Keempat, kami menyadari akan mana yang “kebutuhan” dan “keinginan”. Dalam konteks teknologi informasi, kami menggunakannya sebatas kebutuhan. Memang, tak dipungkiri bahwa biasanya “keinginan” seringkali menang atas kekuatan Roh (Bdk. Roma 8:5). Godaan untuk sekadar melihat “dunia luar” seringkali muncul, lebih-lebih dalam situasi kebosanan. Namun, kami disadarkan untuk tahu prioritas dan batas. Kami sadar bahwa ada hal yang lebih penting dan mendesak. Misalnya, mengerjakan tugas perkuliahan dan biara lebih penting daripada sekadar mengikuti perkembangan artis “X”. Maka, lagi-lagi kekuatan “saring terlebih dahulu” atau diskresi sangat menentukan gerak langkah kami.
Kelima, kami diajak untuk belajar bersolidaritas. Dalam konteks pandemi ini, tidak jarang kita mendengarkan betapa beratnya perjuangan anak-anak di pedalaman untuk mengakses kuliah daring. Tidak sedikit para orangtua yang bampu membelikan gawai kepada anaknya untuk belajar. Mungkin juga, kita mendengarkan bahwa tidak semua daerah memiliki sinyal yang baik demi menunjang kegiatan belajar-mengajar. Maka, dengan pengalaman ini, kami mencoba “sedikit merasakan” jerih-payah mereka dalam menempuh pendidikan. Jangan sampai kami para frater menggunakan segala kemudahan yang diberikan oleh biara untuk sesuatu yang unfaedah. Toh kita melihat juga bagaimana kehidupan komunitas Gereja Perdana sangat diwarnai oleh nilai solidaritas. Justru melalui semangat berbagi, mereka tidak pernah merasa kekurangan (Bdk. Kis. 2:41-47). Begitupun juga dengan kami yang bersemangatkan “HAPE-KU, HAPE-MU, HAPE-KITA BERSAMA”. Kami berusaha untuk tidak bersikap egois dan cuek terhadap kebutuhan sesama.

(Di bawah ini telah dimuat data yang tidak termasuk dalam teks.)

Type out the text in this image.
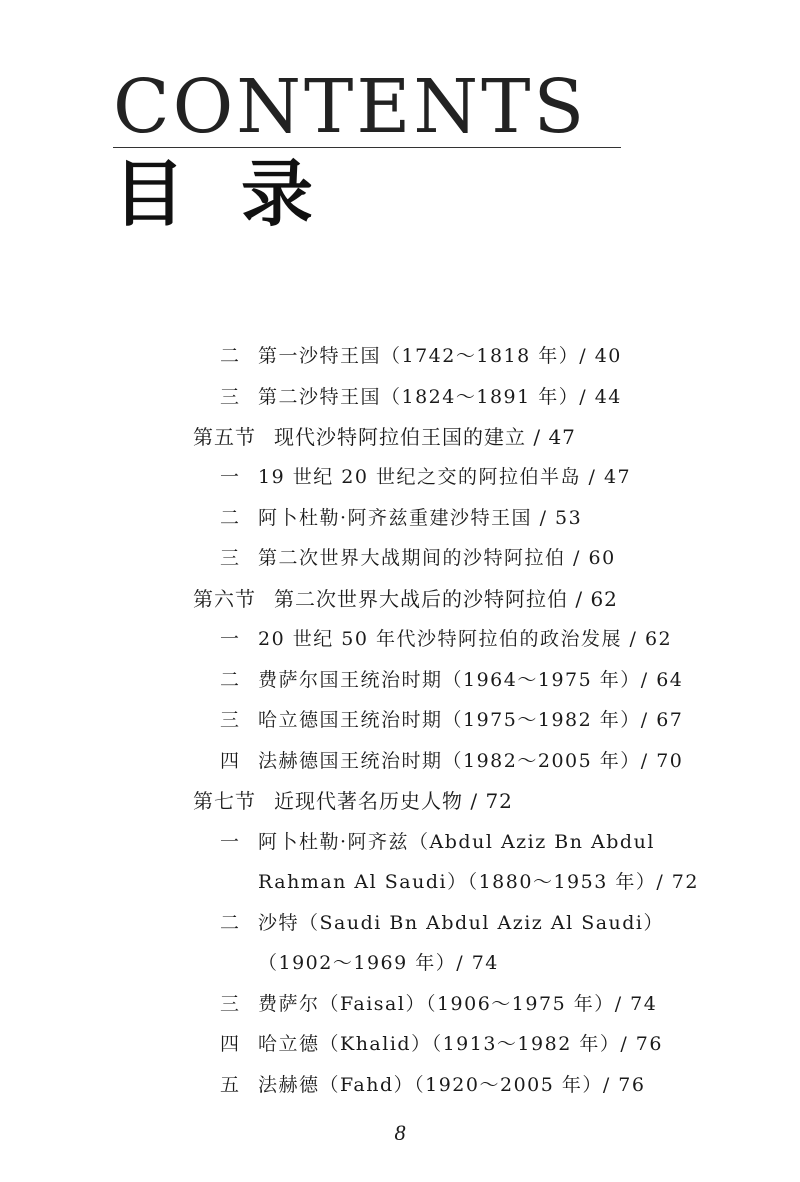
CONTENTS
目录
二 第一沙特王国（1742～1818 年）/ 40
三 第二沙特王国（1824～1891 年）/ 44
第五节 现代沙特阿拉伯王国的建立 / 47
一 19 世纪 20 世纪之交的阿拉伯半岛 / 47
二 阿卜杜勒·阿齐兹重建沙特王国 / 53
三 第二次世界大战期间的沙特阿拉伯 / 60
第六节 第二次世界大战后的沙特阿拉伯 / 62
一 20 世纪 50 年代沙特阿拉伯的政治发展 / 62
二 费萨尔国王统治时期（1964～1975 年）/ 64
三 哈立德国王统治时期（1975～1982 年）/ 67
四 法赫德国王统治时期（1982～2005 年）/ 70
第七节 近现代著名历史人物 / 72
一 阿卜杜勒·阿齐兹（Abdul Aziz Bn Abdul
Rahman Al Saudi）（1880～1953 年）/ 72
二 沙特（Saudi Bn Abdul Aziz Al Saudi）
（1902～1969 年）/ 74
三 费萨尔（Faisal）（1906～1975 年）/ 74
四 哈立德（Khalid）（1913～1982 年）/ 76
五 法赫德（Fahd）（1920～2005 年）/ 76
8
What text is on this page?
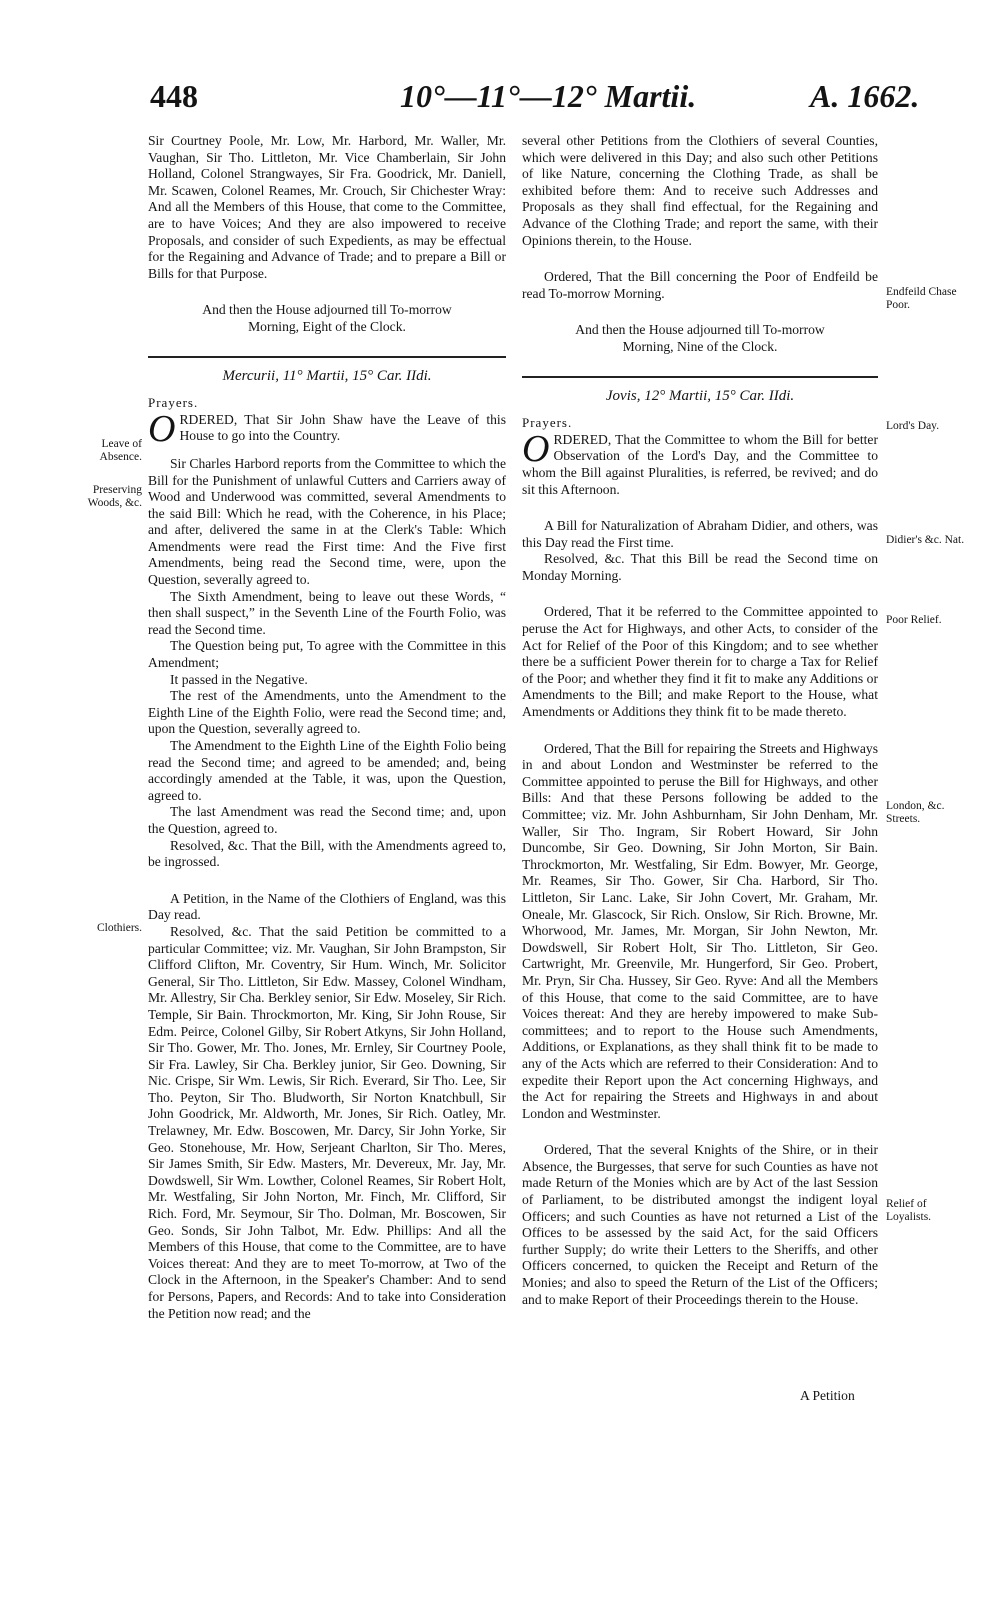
448	10°—11°—12° Martii.	A. 1662.
Leave of Absence.
Preserving Woods, &c.
Clothiers.
Endfeild Chase Poor.
Lord's Day.
Didier's &c. Nat.
Poor Relief.
London, &c. Streets.
Relief of Loyalists.

Sir Courtney Poole, Mr. Low, Mr. Harbord, Mr. Waller, Mr. Vaughan, Sir Tho. Littleton, Mr. Vice Chamberlain, Sir John Holland, Colonel Strangwayes, Sir Fra. Goodrick, Mr. Daniell, Mr. Scawen, Colonel Reames, Mr. Crouch, Sir Chichester Wray: And all the Members of this House, that come to the Committee, are to have Voices; And they are also impowered to receive Proposals, and consider of such Expedients, as may be effectual for the Regaining and Advance of Trade; and to prepare a Bill or Bills for that Purpose.

And then the House adjourned till To-morrow Morning, Eight of the Clock.

Mercurii, 11° Martii, 15° Car. IIdi.

Prayers.

ORDERED, That Sir John Shaw have the Leave of this House to go into the Country.

Sir Charles Harbord reports from the Committee to which the Bill for the Punishment of unlawful Cutters and Carriers away of Wood and Underwood was committed, several Amendments to the said Bill: Which he read, with the Coherence, in his Place; and after, delivered the same in at the Clerk's Table: Which Amendments were read the First time: And the Five first Amendments, being read the Second time, were, upon the Question, severally agreed to.

The Sixth Amendment, being to leave out these Words, “ then shall suspect,” in the Seventh Line of the Fourth Folio, was read the Second time.

The Question being put, To agree with the Committee in this Amendment;

It passed in the Negative.

The rest of the Amendments, unto the Amendment to the Eighth Line of the Eighth Folio, were read the Second time; and, upon the Question, severally agreed to.

The Amendment to the Eighth Line of the Eighth Folio being read the Second time; and agreed to be amended; and, being accordingly amended at the Table, it was, upon the Question, agreed to.

The last Amendment was read the Second time; and, upon the Question, agreed to.

Resolved, &c. That the Bill, with the Amendments agreed to, be ingrossed.

A Petition, in the Name of the Clothiers of England, was this Day read.

Resolved, &c. That the said Petition be committed to a particular Committee; viz. Mr. Vaughan, Sir John Brampston, Sir Clifford Clifton, Mr. Coventry, Sir Hum. Winch, Mr. Solicitor General, Sir Tho. Littleton, Sir Edw. Massey, Colonel Windham, Mr. Allestry, Sir Cha. Berkley senior, Sir Edw. Moseley, Sir Rich. Temple, Sir Bain. Throckmorton, Mr. King, Sir John Rouse, Sir Edm. Peirce, Colonel Gilby, Sir Robert Atkyns, Sir John Holland, Sir Tho. Gower, Mr. Tho. Jones, Mr. Ernley, Sir Courtney Poole, Sir Fra. Lawley, Sir Cha. Berkley junior, Sir Geo. Downing, Sir Nic. Crispe, Sir Wm. Lewis, Sir Rich. Everard, Sir Tho. Lee, Sir Tho. Peyton, Sir Tho. Bludworth, Sir Norton Knatchbull, Sir John Goodrick, Mr. Aldworth, Mr. Jones, Sir Rich. Oatley, Mr. Trelawney, Mr. Edw. Boscowen, Mr. Darcy, Sir John Yorke, Sir Geo. Stonehouse, Mr. How, Serjeant Charlton, Sir Tho. Meres, Sir James Smith, Sir Edw. Masters, Mr. Devereux, Mr. Jay, Mr. Dowdswell, Sir Wm. Lowther, Colonel Reames, Sir Robert Holt, Mr. Westfaling, Sir John Norton, Mr. Finch, Mr. Clifford, Sir Rich. Ford, Mr. Seymour, Sir Tho. Dolman, Mr. Boscowen, Sir Geo. Sonds, Sir John Talbot, Mr. Edw. Phillips: And all the Members of this House, that come to the Committee, are to have Voices thereat: And they are to meet To-morrow, at Two of the Clock in the Afternoon, in the Speaker's Chamber: And to send for Persons, Papers, and Records: And to take into Consideration the Petition now read; and the

several other Petitions from the Clothiers of several Counties, which were delivered in this Day; and also such other Petitions of like Nature, concerning the Clothing Trade, as shall be exhibited before them: And to receive such Addresses and Proposals as they shall find effectual, for the Regaining and Advance of the Clothing Trade; and report the same, with their Opinions therein, to the House.

Ordered, That the Bill concerning the Poor of Endfeild be read To-morrow Morning.

And then the House adjourned till To-morrow Morning, Nine of the Clock.

Jovis, 12° Martii, 15° Car. IIdi.

Prayers.

ORDERED, That the Committee to whom the Bill for better Observation of the Lord's Day, and the Committee to whom the Bill against Pluralities, is referred, be revived; and do sit this Afternoon.

A Bill for Naturalization of Abraham Didier, and others, was this Day read the First time.

Resolved, &c. That this Bill be read the Second time on Monday Morning.

Ordered, That it be referred to the Committee appointed to peruse the Act for Highways, and other Acts, to consider of the Act for Relief of the Poor of this Kingdom; and to see whether there be a sufficient Power therein for to charge a Tax for Relief of the Poor; and whether they find it fit to make any Additions or Amendments to the Bill; and make Report to the House, what Amendments or Additions they think fit to be made thereto.

Ordered, That the Bill for repairing the Streets and Highways in and about London and Westminster be referred to the Committee appointed to peruse the Bill for Highways, and other Bills: And that these Persons following be added to the Committee; viz. Mr. John Ashburnham, Sir John Denham, Mr. Waller, Sir Tho. Ingram, Sir Robert Howard, Sir John Duncombe, Sir Geo. Downing, Sir John Morton, Sir Bain. Throckmorton, Mr. Westfaling, Sir Edm. Bowyer, Mr. George, Mr. Reames, Sir Tho. Gower, Sir Cha. Harbord, Sir Tho. Littleton, Sir Lanc. Lake, Sir John Covert, Mr. Graham, Mr. Oneale, Mr. Glascock, Sir Rich. Onslow, Sir Rich. Browne, Mr. Whorwood, Mr. James, Mr. Morgan, Sir John Newton, Mr. Dowdswell, Sir Robert Holt, Sir Tho. Littleton, Sir Geo. Cartwright, Mr. Greenvile, Mr. Hungerford, Sir Geo. Probert, Mr. Pryn, Sir Cha. Hussey, Sir Geo. Ryve: And all the Members of this House, that come to the said Committee, are to have Voices thereat: And they are hereby impowered to make Sub-committees; and to report to the House such Amendments, Additions, or Explanations, as they shall think fit to be made to any of the Acts which are referred to their Consideration: And to expedite their Report upon the Act concerning Highways, and the Act for repairing the Streets and Highways in and about London and Westminster.

Ordered, That the several Knights of the Shire, or in their Absence, the Burgesses, that serve for such Counties as have not made Return of the Monies which are by Act of the last Session of Parliament, to be distributed amongst the indigent loyal Officers; and such Counties as have not returned a List of the Offices to be assessed by the said Act, for the said Officers further Supply; do write their Letters to the Sheriffs, and other Officers concerned, to quicken the Receipt and Return of the Monies; and also to speed the Return of the List of the Officers; and to make Report of their Proceedings therein to the House.

A Petition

Saya tidak memungkiri bahwa masih banyak hal yang bisa direfleksikan melalui pengalaman ini. Namun, kiranya saya mengakhiri tulisan ini dengan kata-kata sebagai berikut;
“Kerap, teknologi informasi membuat “yang jauh semakin dekat” dan “yang dekat semakin jauh”. Padahal, orang-orang di dekatmulah yang pertama kali tahu kondisimu; entah itu dalam kegembiraan maupun kesedihan. Maka, kiranya sia-sia bila kamu memiliki followers lebih dari 1K, bila keluargamu di rumah (biara) tidak kau hiraukan. Sapalah dan hadirlah bersama mereka, sebab hanya itulah yang mereka rindukan darimu” (Anonim).